Here’s why B.C.’s carbon tax is super popular — and effective  

Posted by Big Gav in ,

Grist has a look at the "best tax ever" - British Columbia's carbon tax - Here’s why B.C.’s carbon tax is super popular — and effective.

Suppose that you live in Vancouver and you drive a car to work. Naturally, you have to get gas regularly. When you stop at the pump, you may see a notice like the one above, explaining that part of the price you’re paying is, in effect, due to the cost of carbon. That’s because in 2008, the government of British Columbia decided to impose a tax on greenhouse gas emissions from fossil fuels, enacting what has been called “the most significant carbon tax in the Western Hemisphere by far.”

A carbon tax is just what it sounds like: The B.C. government levies a fee, currently 30 Canadian dollars, for every metric ton of carbon dioxide equivalent emissions resulting from the burning of various fuels, including gasoline, diesel, natural gas, and, of course, coal. That amount is then included in the price you pay at the pump — for gasoline, it’s 6.67 cents per liter (about 25 cents per gallon) — or on your home heating bill, or wherever else the tax applies. (Most monetary amounts in this piece will be in Canadian dollars, which are currently worth about 89 American cents.)

If the goal was to reduce global warming pollution, then the B.C. carbon tax totally works. Since its passage, gasoline use in British Columbia has plummeted, declining seven times as much as might be expected from an equivalent rise in the market price of gas, according to a recent study by two researchers at the University of Ottawa. That’s apparently because the tax hasn’t just had an economic effect: It has also helped change the culture of energy use in B.C. “I think it really increased the awareness about climate change and the need for carbon reduction, just because it was a daily, weekly thing that you saw,” says Merran Smith, the head of Clean Energy Canada. “It made climate action real to people.”

It also saved many of them a lot of money.
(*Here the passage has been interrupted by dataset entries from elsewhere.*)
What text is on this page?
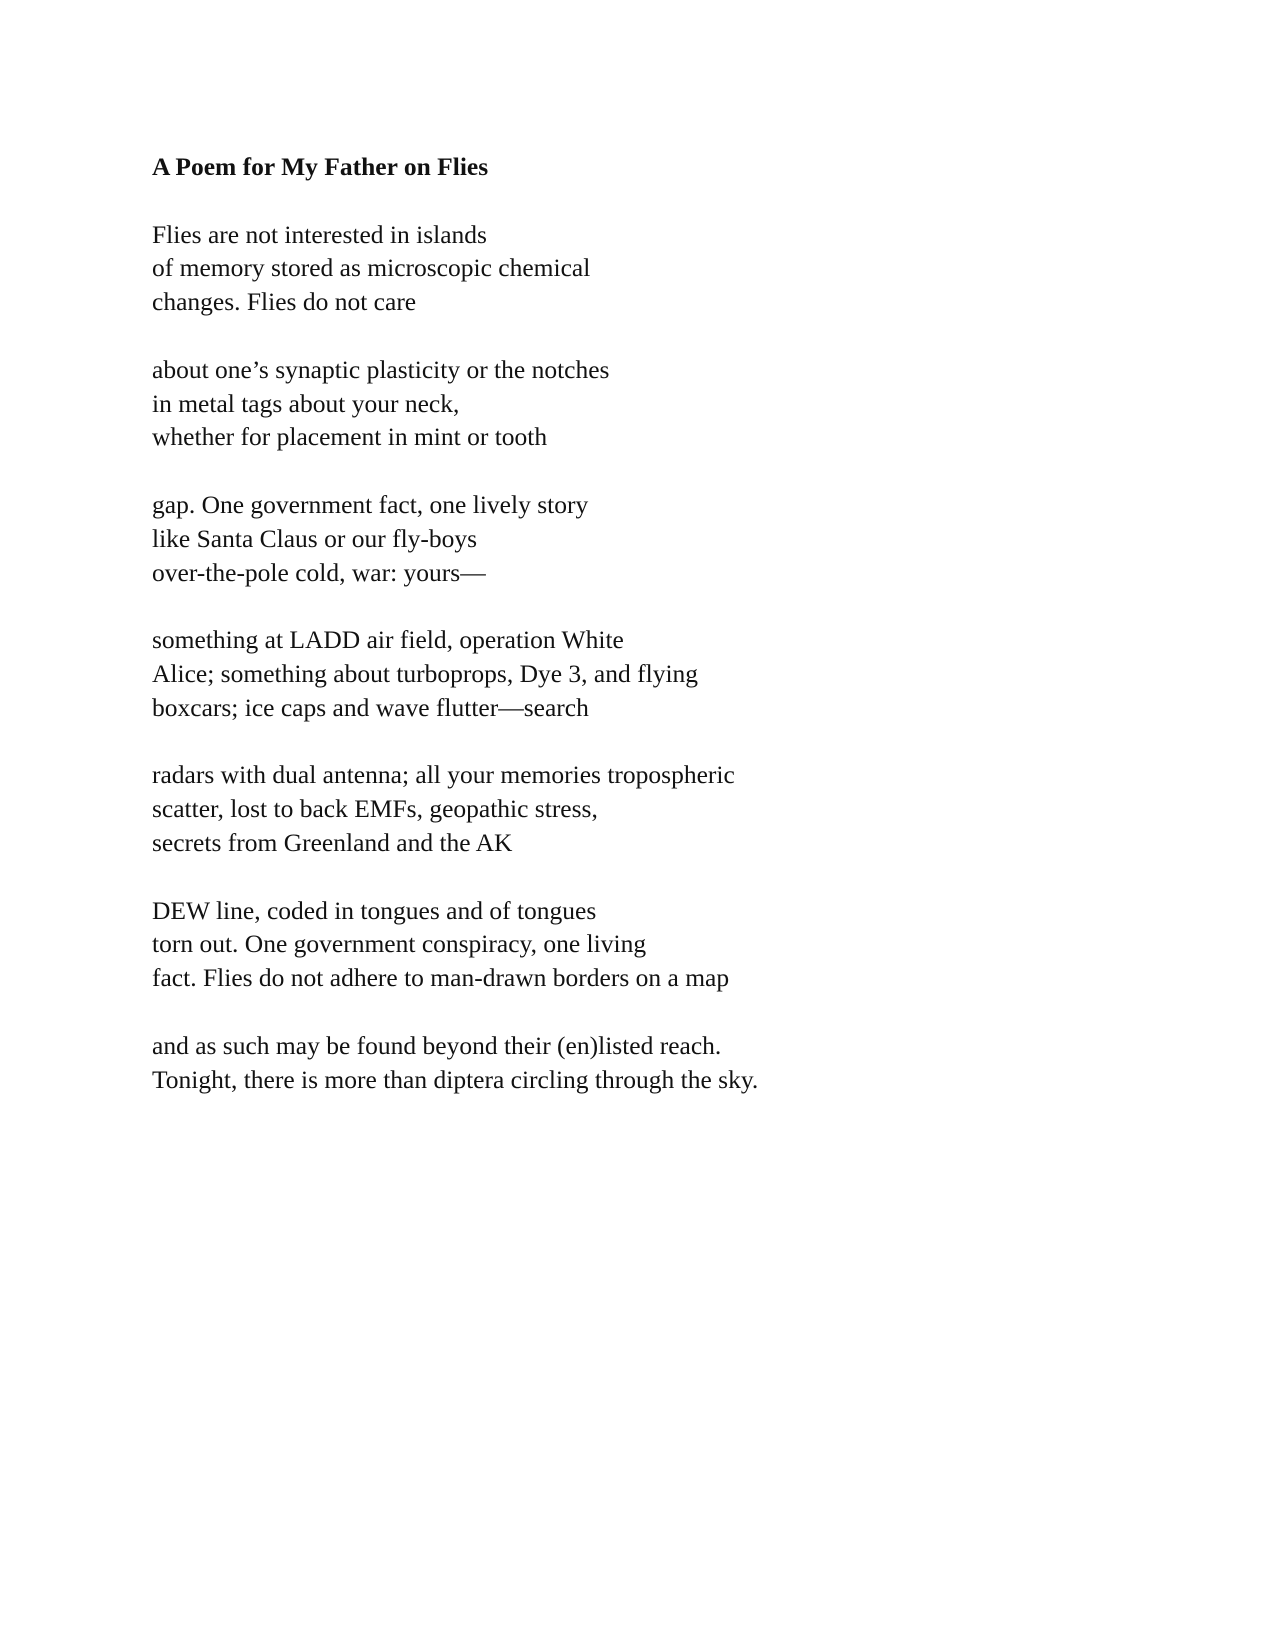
A Poem for My Father on Flies
Flies are not interested in islands
of memory stored as microscopic chemical
changes. Flies do not care
about one’s synaptic plasticity or the notches
in metal tags about your neck,
whether for placement in mint or tooth
gap. One government fact, one lively story
like Santa Claus or our fly-boys
over-the-pole cold, war: yours—
something at LADD air field, operation White
Alice; something about turboprops, Dye 3, and flying
boxcars; ice caps and wave flutter—search
radars with dual antenna; all your memories tropospheric
scatter, lost to back EMFs, geopathic stress,
secrets from Greenland and the AK
DEW line, coded in tongues and of tongues
torn out. One government conspiracy, one living
fact. Flies do not adhere to man-drawn borders on a map
and as such may be found beyond their (en)listed reach.
Tonight, there is more than diptera circling through the sky.
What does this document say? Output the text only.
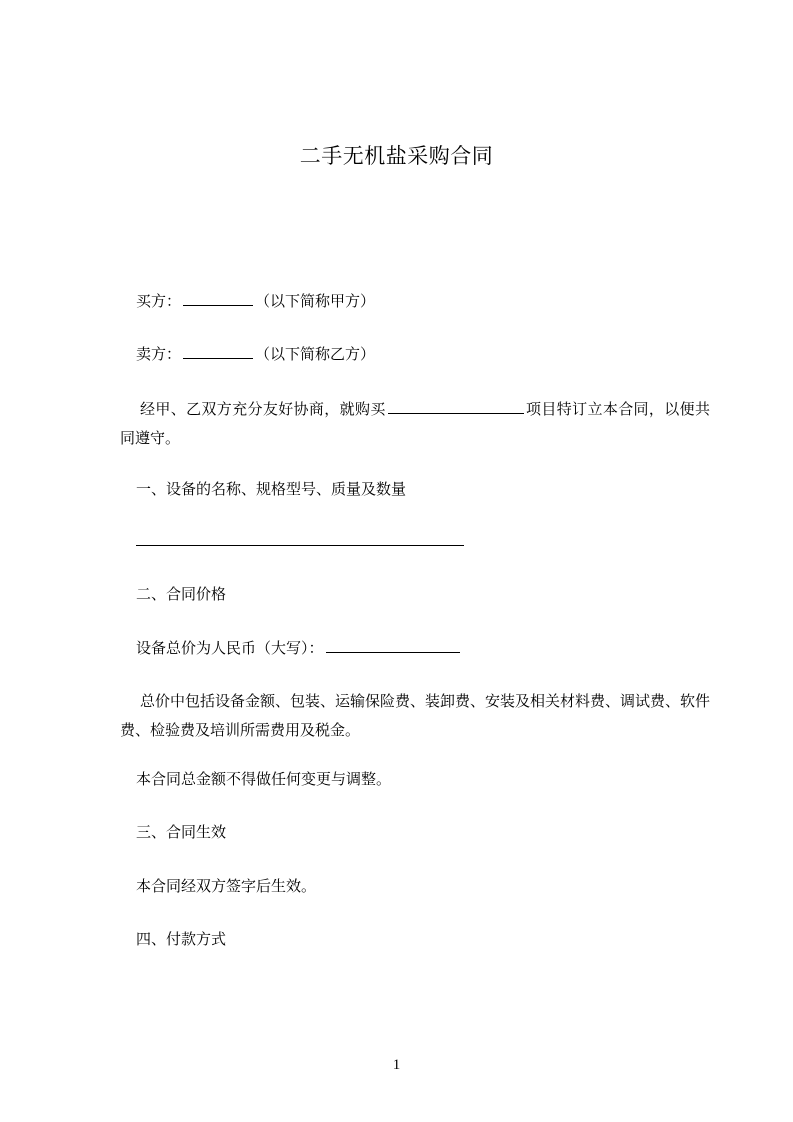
二手无机盐采购合同
买方：	（以下简称甲方）
卖方：	（以下简称乙方）
经甲、乙双方充分友好协商，就购买	项目特订立本合同，以便共同遵守。
一、设备的名称、规格型号、质量及数量
二、合同价格
设备总价为人民币（大写）：
总价中包括设备金额、包装、运输保险费、装卸费、安装及相关材料费、调试费、软件费、检验费及培训所需费用及税金。
本合同总金额不得做任何变更与调整。
三、合同生效
本合同经双方签字后生效。
四、付款方式
1
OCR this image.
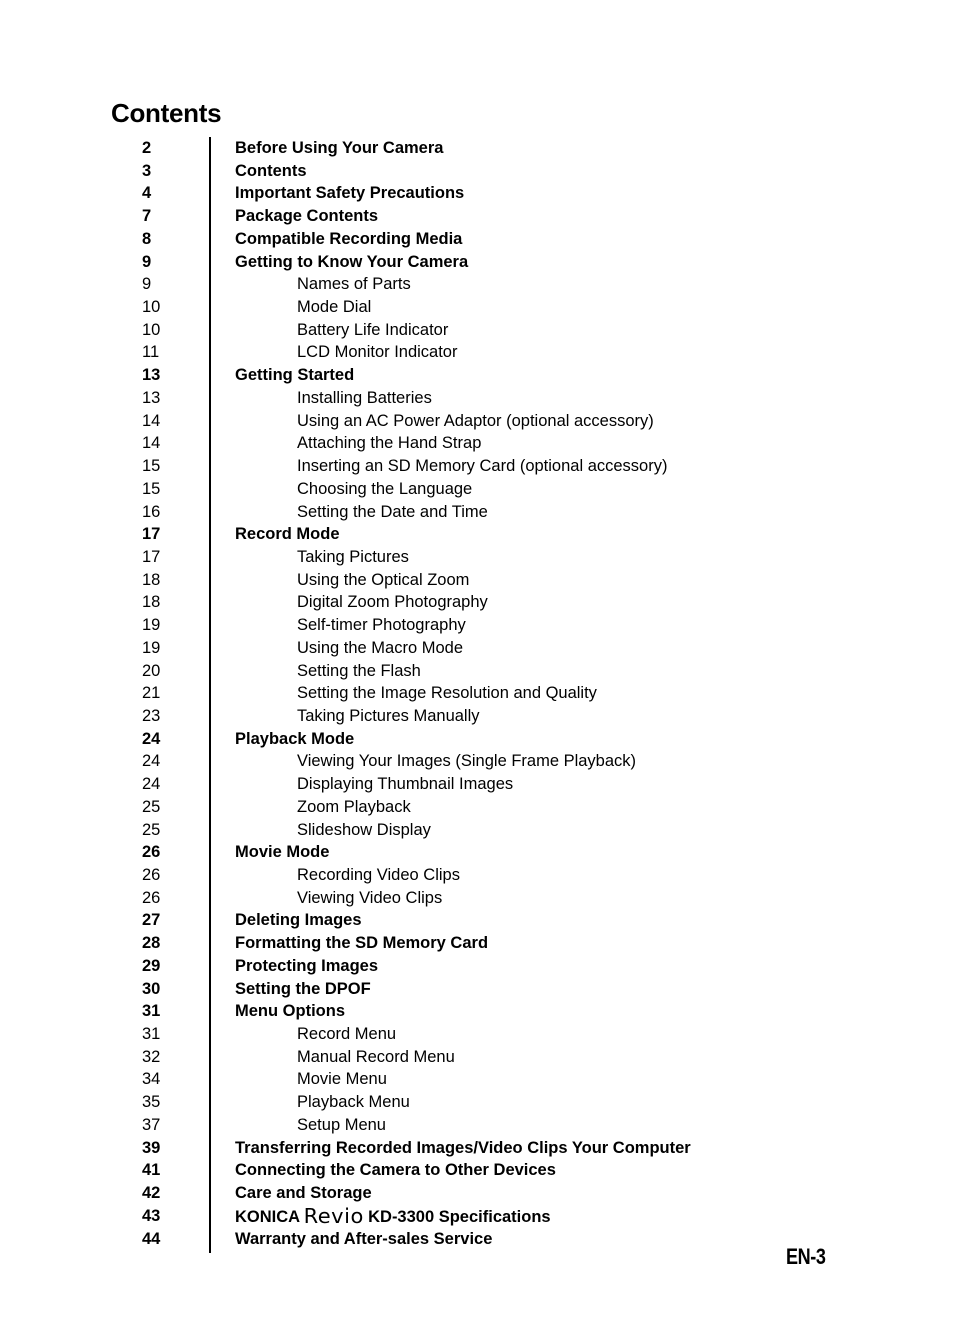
Contents
2	Before Using Your Camera
3	Contents
4	Important Safety Precautions
7	Package Contents
8	Compatible Recording Media
9	Getting to Know Your Camera
9	Names of Parts
10	Mode Dial
10	Battery Life Indicator
11	LCD Monitor Indicator
13	Getting Started
13	Installing Batteries
14	Using an AC Power Adaptor (optional accessory)
14	Attaching the Hand Strap
15	Inserting an SD Memory Card (optional accessory)
15	Choosing the Language
16	Setting the Date and Time
17	Record Mode
17	Taking Pictures
18	Using the Optical Zoom
18	Digital Zoom Photography
19	Self-timer Photography
19	Using the Macro Mode
20	Setting the Flash
21	Setting the Image Resolution and Quality
23	Taking Pictures Manually
24	Playback Mode
24	Viewing Your Images (Single Frame Playback)
24	Displaying Thumbnail Images
25	Zoom Playback
25	Slideshow Display
26	Movie Mode
26	Recording Video Clips
26	Viewing Video Clips
27	Deleting Images
28	Formatting the SD Memory Card
29	Protecting Images
30	Setting the DPOF
31	Menu Options
31	Record Menu
32	Manual Record Menu
34	Movie Menu
35	Playback Menu
37	Setup Menu
39	Transferring Recorded Images/Video Clips Your Computer
41	Connecting the Camera to Other Devices
42	Care and Storage
43	KONICA Revio KD-3300 Specifications
44	Warranty and After-sales Service
EN-3
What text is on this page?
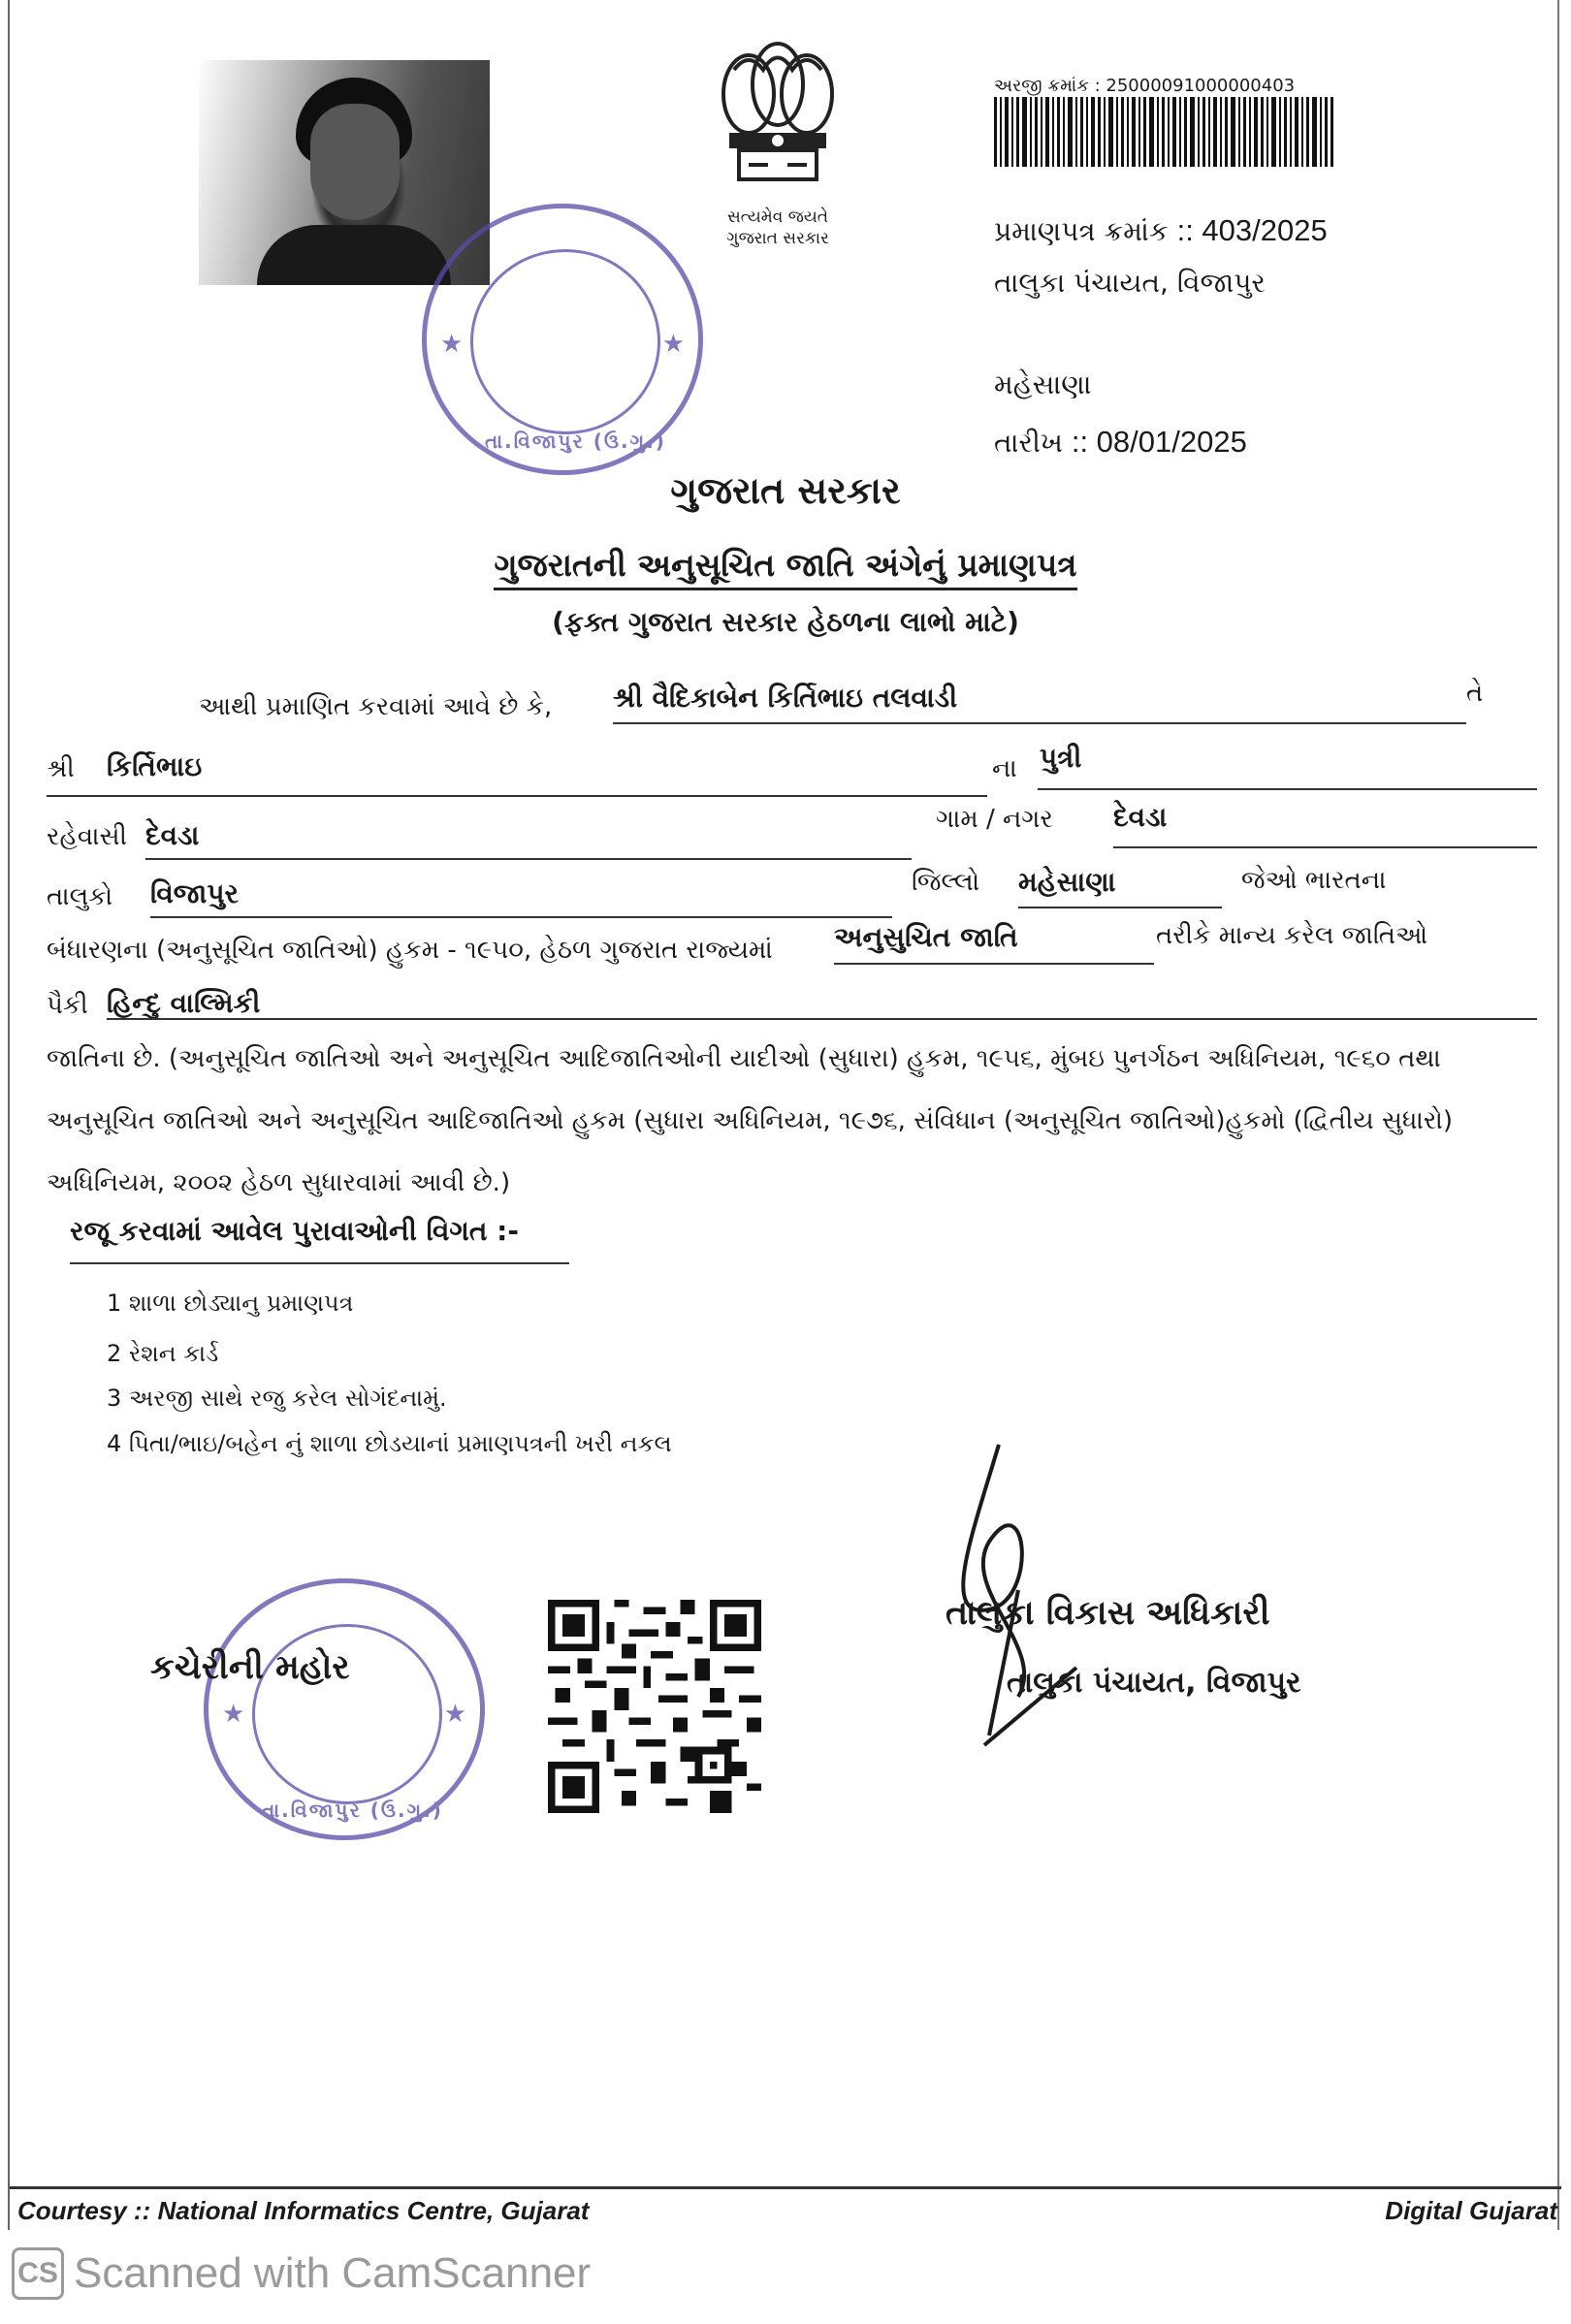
★	★
તા.વિજાપુર (ઉ.ગુ.)
સત્યમેવ જયતે
ગુજરાત સરકાર
અરજી ક્રમાંક : 25000091000000403
પ્રમાણપત્ર ક્રમાંક :: 403/2025
તાલુકા પંચાયત, વિજાપુર
મહેસાણા
તારીખ :: 08/01/2025
ગુજરાત સરકાર
ગુજરાતની અનુસૂચિત જાતિ અંગેનું પ્રમાણપત્ર
(ફક્ત ગુજરાત સરકાર હેઠળના લાભો માટે)
આથી પ્રમાણિત કરવામાં આવે છે કે, શ્રી વૈદિકાબેન કિર્તિભાઇ તલવાડી	તે
શ્રી કિર્તિભાઇ	ના પુત્રી
રહેવાસી દેવડા	ગામ / નગર દેવડા
તાલુકો વિજાપુર	જિલ્લો મહેસાણા	જેઓ ભારતના
બંધારણના (અનુસૂચિત જાતિઓ) હુકમ - ૧૯૫૦, હેઠળ ગુજરાત રાજ્યમાં અનુસુચિત જાતિ	તરીકે માન્ય કરેલ જાતિઓ
પૈકી હિન્દુ વાલ્મિકી
જાતિના છે. (અનુસૂચિત જાતિઓ અને અનુસૂચિત આદિજાતિઓની યાદીઓ (સુધારા) હુકમ, ૧૯૫૬, મુંબઇ પુનર્ગઠન અધિનિયમ, ૧૯૬૦ તથા
અનુસૂચિત જાતિઓ અને અનુસૂચિત આદિજાતિઓ હુકમ (સુધારા અધિનિયમ, ૧૯૭૬, સંવિધાન (અનુસૂચિત જાતિઓ)હુકમો (દ્વિતીય સુધારો)
અધિનિયમ, ૨૦૦૨ હેઠળ સુધારવામાં આવી છે.)
રજૂ કરવામાં આવેલ પુરાવાઓની વિગત :-
1 શાળા છોડ્યાનુ પ્રમાણપત્ર
2 રેશન કાર્ડ
3 અરજી સાથે રજુ કરેલ સોગંદનામું.
4 પિતા/ભાઇ/બહેન નું શાળા છોડયાનાં પ્રમાણપત્રની ખરી નકલ
★	★
તા.વિજાપુર (ઉ.ગુ.)
કચેરીની મહોર
તાલુકા વિકાસ અધિકારી
તાલુકા પંચાયત, વિજાપુર
Courtesy :: National Informatics Centre, Gujarat	Digital Gujarat
CS Scanned with CamScanner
Sure, the tax may cost you if you drive your car a great deal, or if you have high home gas heating costs. But it also gives you the opportunity to save a lot of money if you change your habits, for instance by driving less or buying a more fuel-efficient vehicle. That’s because the tax is designed to be “revenue neutral” — the money it raises goes right back to citizens in the form of tax breaks. Overall, the tax has brought in some $5 billion in revenue so far, and more than $3 billion has then been returned in the form of business tax cuts, along with over $1 billion in personal tax breaks, and nearly $1 billion in low-income tax credits (to protect those for whom rising fuel costs could mean the greatest economic hardship). According to the B.C. Ministry of Finance, for individuals who earn up to $122,000, income tax rates in the province are now Canada’s lowest.